Don't fall for this old scam. Law enforcement doesn't ask you for money to conduct an investigation. Most of the time, law enforcement conducts the investigation without soliciting any help. This helps keep the investigation covert so that those under investigation aren't alerted that they're being targeted.
What to do: If someone approaches you about an investigation and says that a bank official will be contacting you about how you can help, tell her to hit the road. Then call the police to report it and give a description of the person who approached you.
The doctored ATM scam
Automatic teller machines (ATMs) are so convenient for bank customers — and thieves. To perpetrate this scam, the thieves install wireless equipment on legitimate ATMs to steal your ATM card number and personal identification number (PIN).
The attachment fits over the existing card slot and looks like the original slot. The attachment reads the information on your card and captures the ATM card number. A camera, placed in the bottom deposit-envelope holder, captures your keystrokes when you type your PIN. The thieves usually install several of these "doctored ATMs" in one area.
To capture the information, the thieves sit in a car nearby and receive the wireless transmissions for the doctored ATMs. The best time for thieves to capture ATM card numbers and PINs is on weekends and holidays. Armed with the information, the thieves proceed to withdraw thousands of dollars from the accounts.
What to do: Be wary of using ATM machines that seem out of the ordinary.
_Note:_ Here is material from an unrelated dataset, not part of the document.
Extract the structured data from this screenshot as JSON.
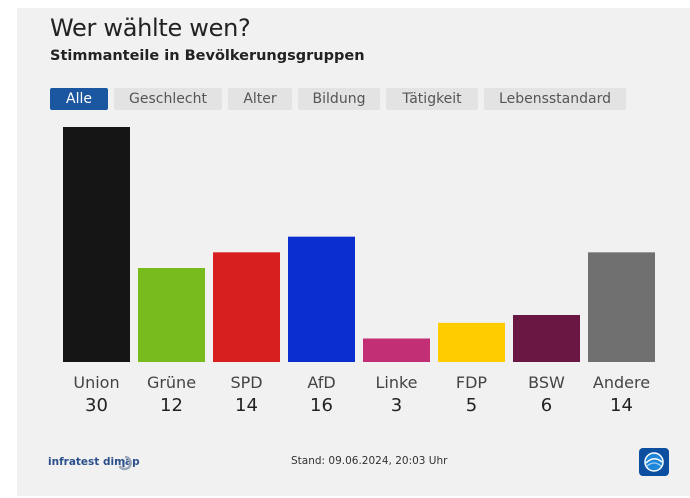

For example:
The card slot has cracks around the edges where the holder is affixed to the machine. This is a sign of tampering.
You see unusual instructions on the ATM screen, such as asking you to enter your PIN three times.
The holder for the deposit envelopes on either side of the machine is located where a camera would have a clear shot at the keypad.
Cover the keypad when you type in your PIN by placing either your right or left hand over the keypad while you type in your PIN with the other hand. You should be able to shield the screen and still see what you're typing.
The "temporary suspension of your account" scam
The "temporary suspension of your account" scam is set up either in an e-mail or a telephone call. The thieves use the scare tactic that your bank account (or online payment or online auction account) has been suspended.
The e-mail sender or phone caller claims that the bank is undertaking a review of all its accounts to eliminate waste and fraud. You're then requested to visit the "company's" website to provide the information necessary to do a review of your account and to make sure that the information on file is correct.
The requested information is the usual: full name, account number, ATM/debit card number, and PIN. The e-mail sender or phone caller goes on to say that if you don't provide the information, your account will be permanently canceled.
You know what happens next! You become the victim of identity theft.
What to do: When in doubt, don't provide the information. Contact your bank instead.